The narrator turns to the story of Bumble and Mrs. Corney (now Mrs. Bumble); they have been married two months, and Bumble is in a melancholic state. Although he is master of the workhouse, he has resigned as beadle, and so has given up a certain amount of his social stature—he felt that the promotion to workhouse master would be greater than it ended up being in fact.
Here, Dickens turns to a bit of domestic comedy, showing that, once they are married, Bumble and his wife turn into a textbook unhappy couple. Mrs. Bumble now bosses her husband around, and the great irony is, that Bumble, in his attempt to become master of the workhouse, is not even master of the marriage he so desperately desired.
Mr. Bumble and Mrs. Bumble fight about Bumble's laziness, and Mrs. Bumble ends up pushing him out of his chair to take a turn of the workhouse; Bumble begins having sympathy for those men who escape their families in order to be "rid of their wives." Bumble finds his way into a room where a group of women are doing laundry, and as he observes them at his work, Mrs. Bumble comes in and insults him in front of them.
There could be no greater shame, for Bumble, than being insulted in front of the paupers, who he does not consider to be fully human, and yet whose opinion does seem to matter to him. Mrs. Bumble, sensing this, makes sure to highlight Bumble's flaw and failures for the joy of those paupers observing.
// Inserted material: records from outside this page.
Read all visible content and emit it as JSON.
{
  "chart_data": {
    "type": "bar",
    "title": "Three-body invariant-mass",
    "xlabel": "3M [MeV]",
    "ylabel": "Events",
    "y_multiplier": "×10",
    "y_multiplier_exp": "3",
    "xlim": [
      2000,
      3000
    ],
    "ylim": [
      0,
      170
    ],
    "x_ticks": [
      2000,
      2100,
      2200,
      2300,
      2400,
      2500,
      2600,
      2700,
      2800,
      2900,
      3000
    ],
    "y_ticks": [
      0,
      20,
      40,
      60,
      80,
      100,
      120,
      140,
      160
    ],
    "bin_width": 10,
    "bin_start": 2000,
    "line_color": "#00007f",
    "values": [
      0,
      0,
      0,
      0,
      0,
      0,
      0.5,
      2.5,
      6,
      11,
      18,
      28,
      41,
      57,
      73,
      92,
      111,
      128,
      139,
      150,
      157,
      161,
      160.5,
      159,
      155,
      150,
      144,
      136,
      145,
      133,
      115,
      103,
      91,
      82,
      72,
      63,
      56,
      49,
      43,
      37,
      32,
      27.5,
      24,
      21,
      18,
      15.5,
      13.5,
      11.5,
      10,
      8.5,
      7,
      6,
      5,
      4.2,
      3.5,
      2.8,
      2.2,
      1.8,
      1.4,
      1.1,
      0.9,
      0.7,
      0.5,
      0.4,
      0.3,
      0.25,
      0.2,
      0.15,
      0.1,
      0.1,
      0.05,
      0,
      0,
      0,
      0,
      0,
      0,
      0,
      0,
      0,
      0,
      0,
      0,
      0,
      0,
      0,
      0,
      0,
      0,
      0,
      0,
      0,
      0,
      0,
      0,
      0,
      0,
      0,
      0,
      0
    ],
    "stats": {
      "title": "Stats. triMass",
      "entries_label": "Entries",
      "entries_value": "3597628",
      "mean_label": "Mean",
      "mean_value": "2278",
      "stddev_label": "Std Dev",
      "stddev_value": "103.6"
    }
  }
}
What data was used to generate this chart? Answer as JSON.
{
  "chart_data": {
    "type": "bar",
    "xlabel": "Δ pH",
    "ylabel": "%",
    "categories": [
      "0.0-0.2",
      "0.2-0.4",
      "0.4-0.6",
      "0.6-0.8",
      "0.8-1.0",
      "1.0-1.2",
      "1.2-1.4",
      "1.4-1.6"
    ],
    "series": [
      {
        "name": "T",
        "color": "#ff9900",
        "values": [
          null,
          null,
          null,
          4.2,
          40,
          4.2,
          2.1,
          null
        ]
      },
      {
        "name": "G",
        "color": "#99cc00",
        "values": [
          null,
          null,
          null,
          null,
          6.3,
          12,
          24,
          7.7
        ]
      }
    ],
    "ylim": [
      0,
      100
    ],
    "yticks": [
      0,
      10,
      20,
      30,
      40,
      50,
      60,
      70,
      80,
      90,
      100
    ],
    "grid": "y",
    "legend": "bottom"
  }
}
Bumble becomes upset, and walks out of the room in a huff. He winds up in a pub and begins drinking, to calm himself down. While at the pub he comes upon a strange man, seated near him, and begins talking to him—the man buys Bumble another pint, and even appears to have been waiting to talk to him. The strange man indicates that he knows about Oliver Twist, and more particularly, about the woman Old Sally who nursed Twist's mother before she died, and who had information and a package from Oliver's mother.
Another coincidence, this one necessary to bring Bumble, Monks, and Mrs. Bumble together. As Monks will find out, Mrs. Bumble has a package that was given by Oliver's dying mother to Old Sally, her nurse in the workhouse. Mrs. Bumble, believing this package might have some value, has kept it, but it turns out that the package is more valuable as a piece of information that can be leveraged, from Monks, for financial gain.
The strange man goes on to imply that he knows, further, that Mrs. Bumble now has that package, taken from Old Sally (and originally possessed by Oliver's mother). The strange man wishes to arrange a meeting with Mr. and Mrs. Bumble for the following night—to all this Bumble, confused, agrees. The man, as he is leaving, gives his name to Bumble—Monks, the same man who was seen with Fagin outside Oliver's window, by the Maylies' house.
Bumble is not particularly adept at this kind of discreet plan-making, but his wife appears more comfortable dealing with Monks and his special brand of underworld wheeling and dealing. Bumble, for the remainder of the novel, is out of his depth, and this scene marks the total dominance of Mrs. Bumble, in their strange, unhappy marriage.